While some people don’t have sound financial practices, many of us actually make an effort. We scout the best mortgage rates when buying homes, try to pay bills on time, and settle debt before the interest grows. Whenever possible, we set aside excess money in an emergency fund or savings account.
The problem with abiding by certain financial rules of thumb is that you potentially miss out on the big picture. By saving money without hard guidelines and clearly defined goals, you can’t see the forest for the trees. Our real goal in the long term must be outpacing inflation.
The phenomenon of inflation
What is inflation, and why does it happen?
Everyone has parents, grandparents, or other people they know from older generations who’ll shake their heads at today’s prices and say, “In my day, this wasn’t so expensive.” They can’t believe how low the value of the dollar has fallen. That’s the effect of inflation over the decades.
Many factors cause inflation. The rising costs of production over the years tend to be passed on to consumers. This includes wages. Thus, even if you receive a pay raise, your purchasing power likely remains the same if that came about as part of a larger overall wage increase.
Fiscal policy can also intervene to affect inflation. So why doesn’t the federal government step in and make things easier for consumers? The conflict here is that inflation is actually good for the economy. It encourages investment, production, and spending. The opposite phenomenon of deflation brings countries dangerously close to economic collapse.
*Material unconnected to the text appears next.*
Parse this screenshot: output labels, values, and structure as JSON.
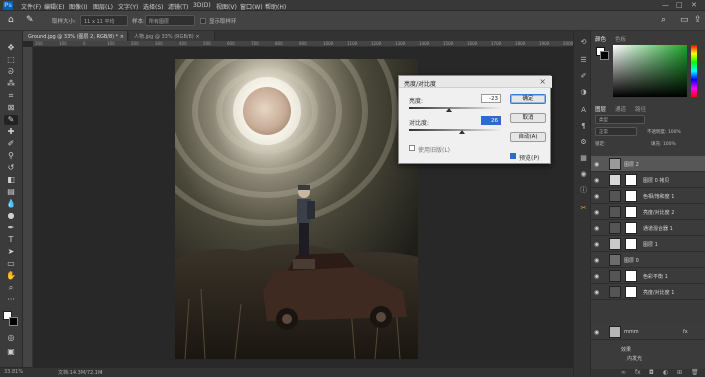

Thus, the general trend over the years is always one of a slow and steady increase in prices. The average yearly rate of inflation in the US is 1.7%. If you are only setting aside money in a savings account with annual interest rates lower than that, the value of your savings is actually decreasing with each year.
Outpacing inflation
Make no mistake; being able to set aside some money is a good thing. Savings accounts are a valuable tool for personal finances. They keep money secure yet accessible in case of need. Overall, maintaining your savings is a testament to how much you’ve already managed to accomplish in terms of financial stability.
Equally, however, you need to realize that securing your long-term financial future is an entirely different sort of challenge. The methods you’ve used to achieve current success may not be enough to go the distance.
Your real goal must be outpacing inflation. And you have a concrete number in that regard. Aim to grow your money by more than 1.7%, preferably far more in case of sudden volatility.
Not everyone is fortunate enough to work in a job that guarantees an annual increase in wages to beat inflation. This means you have to be even more stringent in curtailing expenditure, or supplement your income with a side hustle, or do both.
Another option that can stand on its own or be used in combination with those measures is investing your money in products with high long-term potential returns. Some options that may be easily accessible to the new investor include stocks, bonds, retirement funds, and high-interest savings accounts.
Managing risk
Although there are no guarantees, these options certainly can earn more than the rate of inflation. The S&P 500, for example, averages annual returns of around 10%.
The downside of that potential is the risk. The value of a given stock may depreciate unpredictably. Not only does that reduce the effective value of your money, but it also compromises your liquidity. Pulling out of the market at the wrong time means losing money, but you can’t always foresee circumstances that would call for emergency funds.
An understanding of the risks must accompany any foray into investment. Not only the inherent volatility but the implications for your personal lifestyle and goals.
Every investor is well-advised to diversify their portfolio. This limits your exposure to unforeseen negative events. Make it your goal to have a mix of financial products. It’s a complicated frontier that will require you to step up in terms of financial literacy. But when the alternative is certainly locking yourself into the depreciation associated with inflation, it’s worth the effort.